Is there a plausible case that shows the semantical difference with
field initializer storing a default value, and without one, that does
*not* also affect single-threaded usages (i.e. it does not follow from
the instance initialization sequence itself)?

Naive attempts to construct the examples seem to boil down to two cases.

*** Case A. Over-reaching "memory effects" for instance fields:

 class A {
   int f;
   volatile int v = 0;

   public A() {
     f = 42;

 A global;


 Thread 1:
   global = new A();

 Thread 2:
   A a = global;
   if (a != null && a.v == 0) {
     print(a.f); // ?

There are no guarantees here whatsoever, because field initializations
are performed *before* any constructor body starts, as per JLS 12.5.
Therefore, the "releasing" volatile store to $v is executed before any
store to $f, which deconstructs any happens-before.

This seems to expand to non-instance fields, and other variables written
after firing the field initializer.

Note, that perhaps moving the initialization ($v = 0) into the
constructor after ($f = 42), or, similarly, making ($f = 42) the field
initializer, would lay out the code in the correct shape, and this gets
us to case B.

*** Case B. Transitive "memory effects" over explicit stores:

 class B {
   int f = 42;
   volatile int v = 0;

 B global;


 Thread 1:
   global = new B();

 Thread 2:
   B b = global;
   if (b != null && b.v == 0) {
     print(b.f); // ?

These three executions seem plausible:

 1) Happens-before read of write(f, 42):

  (default) write(v,0)
  (default) write(f,0)
         | hb/sw
     write(f,42) --hb/po--> write(v,0)
                                | hb/sw
                             read(v):0 --hb/po--> read(f):42;

 2) Read of default write(f, 0) -- these synchronize-with the first
action in the thread:

                       (default) write(v,0)
                       (default) write(f,0)
                                | hb/sw
                             read(v):0 --hb/po--> read(f):0

 (One might wonder if that means you can see the default value for an
explicitly initialized volatile field, once you read the instance itself
-- you can! -- we have seen this with AtomicIntegers before)

 3) Racy read of unordered write(f, 42):

     (default) write(v,0)
     (default) write(f,0)          write(f, 42)
                  |                     .
                  | hb/sw               . (unordered)
                  v                     .
               read(v):0 --hb/po--> read(f):42

In other words, if we drop execution (1) by omitting the explicit
initializing store, we would still be able to observe both "0" and "42".

This seems to expand to non-instance fields, and other variables written
before firing the field initializer.

*** Putting all together

Now, putting these things together:

 * Case A tells that no variable written *after* the volatile instance
field initializer is protected (duh).

 * Case B tells that no variable written *before* the volatile instance
field initializer writing the default value is protected by
happens-before.

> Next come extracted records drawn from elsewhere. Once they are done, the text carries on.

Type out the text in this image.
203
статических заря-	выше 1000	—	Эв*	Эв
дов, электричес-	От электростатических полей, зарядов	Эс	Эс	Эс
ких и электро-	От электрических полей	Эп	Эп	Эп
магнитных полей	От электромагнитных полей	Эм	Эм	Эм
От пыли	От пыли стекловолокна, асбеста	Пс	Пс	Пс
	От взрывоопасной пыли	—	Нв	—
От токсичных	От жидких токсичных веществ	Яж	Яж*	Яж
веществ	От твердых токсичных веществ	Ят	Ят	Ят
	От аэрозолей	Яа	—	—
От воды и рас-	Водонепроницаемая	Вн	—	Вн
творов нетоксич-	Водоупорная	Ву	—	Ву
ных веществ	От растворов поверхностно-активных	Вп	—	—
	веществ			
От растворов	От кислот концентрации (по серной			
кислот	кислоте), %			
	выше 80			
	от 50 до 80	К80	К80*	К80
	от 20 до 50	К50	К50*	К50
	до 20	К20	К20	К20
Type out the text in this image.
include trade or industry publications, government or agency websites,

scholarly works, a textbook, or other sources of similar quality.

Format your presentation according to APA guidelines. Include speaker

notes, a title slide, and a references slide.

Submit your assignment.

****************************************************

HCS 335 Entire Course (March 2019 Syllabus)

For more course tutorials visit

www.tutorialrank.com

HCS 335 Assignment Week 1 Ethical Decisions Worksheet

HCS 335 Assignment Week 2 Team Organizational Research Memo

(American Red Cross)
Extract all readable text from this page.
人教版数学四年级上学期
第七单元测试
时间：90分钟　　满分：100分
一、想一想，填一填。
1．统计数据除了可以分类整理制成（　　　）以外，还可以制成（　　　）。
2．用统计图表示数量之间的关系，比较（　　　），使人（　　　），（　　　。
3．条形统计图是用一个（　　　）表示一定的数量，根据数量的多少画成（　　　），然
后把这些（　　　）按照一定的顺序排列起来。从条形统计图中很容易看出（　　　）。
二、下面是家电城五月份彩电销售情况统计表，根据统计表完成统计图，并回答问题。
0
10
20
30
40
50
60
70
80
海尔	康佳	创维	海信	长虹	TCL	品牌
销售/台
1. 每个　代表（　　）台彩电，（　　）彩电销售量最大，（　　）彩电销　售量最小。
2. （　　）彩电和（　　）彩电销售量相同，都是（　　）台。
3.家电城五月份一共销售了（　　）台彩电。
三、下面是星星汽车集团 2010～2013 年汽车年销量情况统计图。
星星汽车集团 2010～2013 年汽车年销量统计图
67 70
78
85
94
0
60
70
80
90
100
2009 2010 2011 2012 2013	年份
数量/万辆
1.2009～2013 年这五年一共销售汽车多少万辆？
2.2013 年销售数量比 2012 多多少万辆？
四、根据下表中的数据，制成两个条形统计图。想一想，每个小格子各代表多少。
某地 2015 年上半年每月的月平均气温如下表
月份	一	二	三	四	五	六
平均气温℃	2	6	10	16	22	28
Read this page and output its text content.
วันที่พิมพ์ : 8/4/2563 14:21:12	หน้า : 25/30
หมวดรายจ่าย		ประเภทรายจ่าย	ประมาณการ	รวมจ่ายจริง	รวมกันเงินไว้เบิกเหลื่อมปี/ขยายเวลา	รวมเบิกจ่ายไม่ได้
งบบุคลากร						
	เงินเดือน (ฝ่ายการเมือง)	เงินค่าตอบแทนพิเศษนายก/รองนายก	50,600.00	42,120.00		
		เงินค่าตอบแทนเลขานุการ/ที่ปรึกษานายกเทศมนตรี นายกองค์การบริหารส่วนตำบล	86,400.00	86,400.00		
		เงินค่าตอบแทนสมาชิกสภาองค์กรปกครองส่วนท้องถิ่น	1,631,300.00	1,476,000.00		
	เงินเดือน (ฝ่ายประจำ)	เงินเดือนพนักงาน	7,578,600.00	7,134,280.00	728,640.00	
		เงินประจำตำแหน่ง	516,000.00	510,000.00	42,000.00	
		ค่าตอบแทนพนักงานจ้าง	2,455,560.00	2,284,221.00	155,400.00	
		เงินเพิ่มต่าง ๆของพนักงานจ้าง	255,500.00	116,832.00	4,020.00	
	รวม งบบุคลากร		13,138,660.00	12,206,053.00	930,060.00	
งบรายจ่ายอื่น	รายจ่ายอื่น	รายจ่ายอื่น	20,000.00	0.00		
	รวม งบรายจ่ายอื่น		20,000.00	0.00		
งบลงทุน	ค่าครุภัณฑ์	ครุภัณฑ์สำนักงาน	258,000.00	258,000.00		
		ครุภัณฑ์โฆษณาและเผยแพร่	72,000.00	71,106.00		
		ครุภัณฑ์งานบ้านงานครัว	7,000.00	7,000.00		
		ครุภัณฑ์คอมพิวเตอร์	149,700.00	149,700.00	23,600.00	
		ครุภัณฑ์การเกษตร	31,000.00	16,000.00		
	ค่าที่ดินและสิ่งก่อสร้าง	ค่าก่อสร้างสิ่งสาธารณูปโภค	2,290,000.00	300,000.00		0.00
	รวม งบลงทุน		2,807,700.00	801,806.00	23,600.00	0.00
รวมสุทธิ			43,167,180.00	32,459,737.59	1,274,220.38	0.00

This is because the explicit initializing store with the
default value is indistinguishable from the default value store.

 * Since Case A and Case B cover all possible variables (with the
exception of the volatile field itself), this seems to imply that
explicit field initializers that store default values have no effect on
memory ordering.

Is it a correct way to think about it?